K-means clustering algorithm based on coefficient of variation

FAN Alin, REN Shuhua   

  1. School of Information Science and Engineering, Dalian Polytechnic University, Dalian, Liaoning 116034, China
  • Online:2012-12-11 Published:2012-12-21

摘要: K-means聚类算法的性能依赖于距离度量的选择,k-means算法将欧几里德距离作为最常用的距离度量方法。欧氏距离认为所有属性在聚类中作用是相同的,但是这种距离度量方法并不能准确反映样本间的相异性。针对这种不足,提出了融合变异系数的k-means聚类分析方法(CV-k-means),利用变异系数权重向量来减少不相关属性的影响。
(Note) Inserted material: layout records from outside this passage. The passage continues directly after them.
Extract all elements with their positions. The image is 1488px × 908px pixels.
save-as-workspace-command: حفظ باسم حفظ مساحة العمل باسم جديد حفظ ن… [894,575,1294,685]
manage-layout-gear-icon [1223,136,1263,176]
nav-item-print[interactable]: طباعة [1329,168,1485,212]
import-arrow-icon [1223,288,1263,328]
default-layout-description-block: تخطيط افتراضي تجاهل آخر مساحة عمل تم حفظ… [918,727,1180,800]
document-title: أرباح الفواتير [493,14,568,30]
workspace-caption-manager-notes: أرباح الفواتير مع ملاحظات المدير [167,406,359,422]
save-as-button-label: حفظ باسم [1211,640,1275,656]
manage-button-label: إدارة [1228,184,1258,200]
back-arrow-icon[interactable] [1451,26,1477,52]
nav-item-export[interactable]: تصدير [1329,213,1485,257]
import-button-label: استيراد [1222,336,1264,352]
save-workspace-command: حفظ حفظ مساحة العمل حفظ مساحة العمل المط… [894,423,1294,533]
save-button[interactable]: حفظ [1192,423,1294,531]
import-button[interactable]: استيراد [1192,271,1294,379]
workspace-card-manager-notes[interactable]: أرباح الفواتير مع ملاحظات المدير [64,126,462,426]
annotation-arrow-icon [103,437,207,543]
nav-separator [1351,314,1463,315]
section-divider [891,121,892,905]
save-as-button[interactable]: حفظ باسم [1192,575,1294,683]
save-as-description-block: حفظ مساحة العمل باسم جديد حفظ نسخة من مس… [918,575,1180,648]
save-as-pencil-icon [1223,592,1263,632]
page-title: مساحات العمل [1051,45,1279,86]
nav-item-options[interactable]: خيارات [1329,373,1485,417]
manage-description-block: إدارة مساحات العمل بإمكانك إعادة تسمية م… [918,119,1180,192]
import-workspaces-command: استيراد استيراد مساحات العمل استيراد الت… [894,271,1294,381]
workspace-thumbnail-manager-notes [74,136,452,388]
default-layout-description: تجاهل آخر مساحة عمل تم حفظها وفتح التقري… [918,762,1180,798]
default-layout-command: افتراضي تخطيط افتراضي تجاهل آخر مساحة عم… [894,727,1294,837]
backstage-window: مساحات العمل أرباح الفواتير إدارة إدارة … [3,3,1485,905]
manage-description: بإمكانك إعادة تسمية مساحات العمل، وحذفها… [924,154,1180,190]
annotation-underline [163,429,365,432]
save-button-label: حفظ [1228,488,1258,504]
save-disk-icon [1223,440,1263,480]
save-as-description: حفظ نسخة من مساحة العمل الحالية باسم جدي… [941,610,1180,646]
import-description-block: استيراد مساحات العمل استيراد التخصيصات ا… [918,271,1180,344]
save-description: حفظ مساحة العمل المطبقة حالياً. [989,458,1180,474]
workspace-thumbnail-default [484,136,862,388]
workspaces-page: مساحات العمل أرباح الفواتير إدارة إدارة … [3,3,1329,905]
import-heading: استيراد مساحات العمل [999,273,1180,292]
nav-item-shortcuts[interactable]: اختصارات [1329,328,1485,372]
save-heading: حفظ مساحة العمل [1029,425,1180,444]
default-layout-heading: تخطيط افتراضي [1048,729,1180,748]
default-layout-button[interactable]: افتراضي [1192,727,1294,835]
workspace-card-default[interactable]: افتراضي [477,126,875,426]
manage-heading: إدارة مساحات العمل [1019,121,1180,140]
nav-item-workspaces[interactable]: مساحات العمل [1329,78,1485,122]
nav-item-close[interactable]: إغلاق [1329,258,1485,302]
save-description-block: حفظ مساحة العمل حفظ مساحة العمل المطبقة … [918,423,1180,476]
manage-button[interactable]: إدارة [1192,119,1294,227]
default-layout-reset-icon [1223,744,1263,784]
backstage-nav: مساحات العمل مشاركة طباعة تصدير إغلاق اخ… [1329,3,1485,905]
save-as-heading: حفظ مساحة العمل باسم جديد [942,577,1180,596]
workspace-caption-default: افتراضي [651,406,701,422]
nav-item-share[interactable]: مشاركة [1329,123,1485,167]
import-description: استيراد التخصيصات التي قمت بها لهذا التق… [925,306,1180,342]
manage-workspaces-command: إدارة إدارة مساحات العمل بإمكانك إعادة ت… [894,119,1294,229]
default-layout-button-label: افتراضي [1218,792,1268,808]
实验结果表明,该方法的聚类结果优于k-means算法。

关键词: k-means 算法, 相异性度量, 权, 变异系数

Abstract: The performance of k-means clustering algorithm depends on the selection of distance metrics. The Euclid distance is commonly chosen as the similarity measure in k-means clustering algorithm, which treats all features equally and does not accurately reflect the dissimilarity among samples. K-means clustering algorithm based on Coefficient of Variation(CV-k-means) is proposed in this paper to solve this problem. The CV-k-means clustering algorithm uses variation coefficient weight vector to decrease the affects of irrelevant features. The experimental results show that the proposed algorithm can generate better clustering results than k-means algorithm.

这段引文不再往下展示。